On Saturday, we drove to Naples for my older brother’s memorial. I found it quite ironic that the one sibling he hated, me, was the one speaking at the memorial. I was gracious. I did not speak of how he would physically hurt me as a child. I did not mention his ugly e-mail to me, telling me how he despised me. I did not mention that he did not attend our mother’s funeral. Or my son’s funeral. I did not say he was a womanizer, and, even though devastatingly handsome, quite cruel. Instead, I shared a couple of stories, then read my younger brother’s thoughts (he couldn’t attend because of hospitalization).

My crazy aunt did not attend. I suspect she is sulking because no one personally invited her. I was unimpressed with the venue and was turned off by the parade of past girlfriends who came up to me and my older brother’s ex (whom I adore…he was verbally abusive to her, too) to tell us their dating story. It was not a pleasant afternoon, but I did get to see a few people, such as my cousin, that I enjoyed.

Sunday was my hardest day. We drove to Winter Park to meet with Sweetie Pie, the girl who broke up with Nick who then went into a downward spiral. We both had questions, which we answered honestly. She took most of the things I brought, some were not a part of the life she’d shared with him and gave me a necklace with a tiny heart of diamonds, tilted to the left. She said Nick had given them to her as a set of earrings and she had a jeweler convert them into necklaces, one for her and one for me. She gave me the one that leaned left because Nick was left-handed.

I cried throughout most of our meeting. Actually, we all cried, but I blubbered. It was a very loving meeting but so sad. This was a girl that had fit into the family perfectly. We all adored her. She needed to hear that. I’d pushed her away, in a nice way, because it was just too much to deal with, but we’re approaching the two year anniversary of Nick’s death and I couldn’t leave her on the back burner forever. She understood. She crossed her fingers, held them up and said, “I know you deeply love all your boys, but you and Nick were like this.” I told her, “That’s why when people say I’m so strong to have given Nick’s eulogy, they don’t understand: I HAD to be the one to speak. No one knew him better and no one loved him more.”

Saying good-bye to my son is the hardest thing I’ve ever done. Meeting with Sweetie-Pie was the second hardest. I ripped off the scab and the primal scream still resonates, but I know I will begin to heal just a little more and this time, the scab will be a bit smaller. Eventually, the scab will get ripped off again, but this week is the start of the current healing.

My younger brother was doing better than ever on Sunday afternoon but begged off a visit because all the people who came down for older brother’s funeral were visiting and he was tired. I was still feeling overwhelmed from our meeting with Sweetie-Pie, so was glad he did.

We took a scenic route down the spine of the state, stopping at a roadside stand where a man was making these marvelous fresh fruit concoctions, and serving them in a large container. It turned out he was Hispanic and they eat their fruit salad a bit different from me. The side table of condiments was sort of a sweet/hot Tobasco concoction that the others were applying liberally, then squeezing what they called lemons but they tasted like limes, then sprinkling with salt. We did the lime and salt, but skipped the hot sauce. Interesting combination, though!

We’d been on the road so long, our intake of fresh veggies had dropped off so the fruit salad was heaven.

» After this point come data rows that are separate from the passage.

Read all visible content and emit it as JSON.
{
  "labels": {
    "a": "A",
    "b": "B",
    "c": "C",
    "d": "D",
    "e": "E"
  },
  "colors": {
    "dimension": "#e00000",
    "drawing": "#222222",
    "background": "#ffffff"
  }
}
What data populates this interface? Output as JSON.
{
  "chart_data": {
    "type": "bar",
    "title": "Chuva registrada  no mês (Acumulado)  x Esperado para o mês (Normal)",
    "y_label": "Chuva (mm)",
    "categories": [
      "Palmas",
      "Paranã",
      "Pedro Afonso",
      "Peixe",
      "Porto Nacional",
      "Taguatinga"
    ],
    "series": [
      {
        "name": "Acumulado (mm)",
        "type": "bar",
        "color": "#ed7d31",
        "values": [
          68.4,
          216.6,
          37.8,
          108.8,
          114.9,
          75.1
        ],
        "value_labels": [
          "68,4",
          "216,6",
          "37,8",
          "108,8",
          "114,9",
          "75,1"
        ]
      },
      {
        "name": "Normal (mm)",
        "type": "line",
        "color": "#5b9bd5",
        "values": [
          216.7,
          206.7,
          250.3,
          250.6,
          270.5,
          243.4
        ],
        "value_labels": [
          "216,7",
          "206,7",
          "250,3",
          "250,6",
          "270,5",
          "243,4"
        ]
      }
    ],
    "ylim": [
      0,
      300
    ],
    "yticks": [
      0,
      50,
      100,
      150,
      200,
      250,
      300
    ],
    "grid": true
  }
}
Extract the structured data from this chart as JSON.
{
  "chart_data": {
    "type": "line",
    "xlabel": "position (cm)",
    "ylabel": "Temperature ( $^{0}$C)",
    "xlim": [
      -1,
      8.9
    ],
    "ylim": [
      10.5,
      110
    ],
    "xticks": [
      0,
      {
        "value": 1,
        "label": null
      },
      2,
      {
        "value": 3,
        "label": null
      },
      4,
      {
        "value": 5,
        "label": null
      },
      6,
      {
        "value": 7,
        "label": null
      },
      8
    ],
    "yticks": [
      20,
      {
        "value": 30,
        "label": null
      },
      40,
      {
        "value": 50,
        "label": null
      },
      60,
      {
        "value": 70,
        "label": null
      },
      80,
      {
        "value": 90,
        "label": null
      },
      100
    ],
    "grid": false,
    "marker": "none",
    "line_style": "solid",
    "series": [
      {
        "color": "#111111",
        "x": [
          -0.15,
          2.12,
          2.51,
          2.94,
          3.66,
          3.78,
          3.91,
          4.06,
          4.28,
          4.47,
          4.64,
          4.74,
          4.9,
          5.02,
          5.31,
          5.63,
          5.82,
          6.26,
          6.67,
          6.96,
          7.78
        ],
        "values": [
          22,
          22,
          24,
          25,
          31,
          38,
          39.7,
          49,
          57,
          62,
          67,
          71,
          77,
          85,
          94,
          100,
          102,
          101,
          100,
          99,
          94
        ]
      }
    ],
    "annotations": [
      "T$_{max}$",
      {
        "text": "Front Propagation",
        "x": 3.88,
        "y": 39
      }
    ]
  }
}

I wish there’s been more pineapple, but it was generous with the mango, papaya, honeydew, and some kind of crisp (like a macintosh apple) white fruit that we liked very much. It was only $4 and the cup was extra large. That, and the rural views as we drove along soothed our jangled nerves.

We survived a tough weekend and did so gracefully. I better get stars on my crown for this or I’m gonna be really ticked off!

All lives experience good and bad. It forms you and sometimes transforms you. I am physically, mentally, and emotionally drained. I’m using this week to rest and regroup.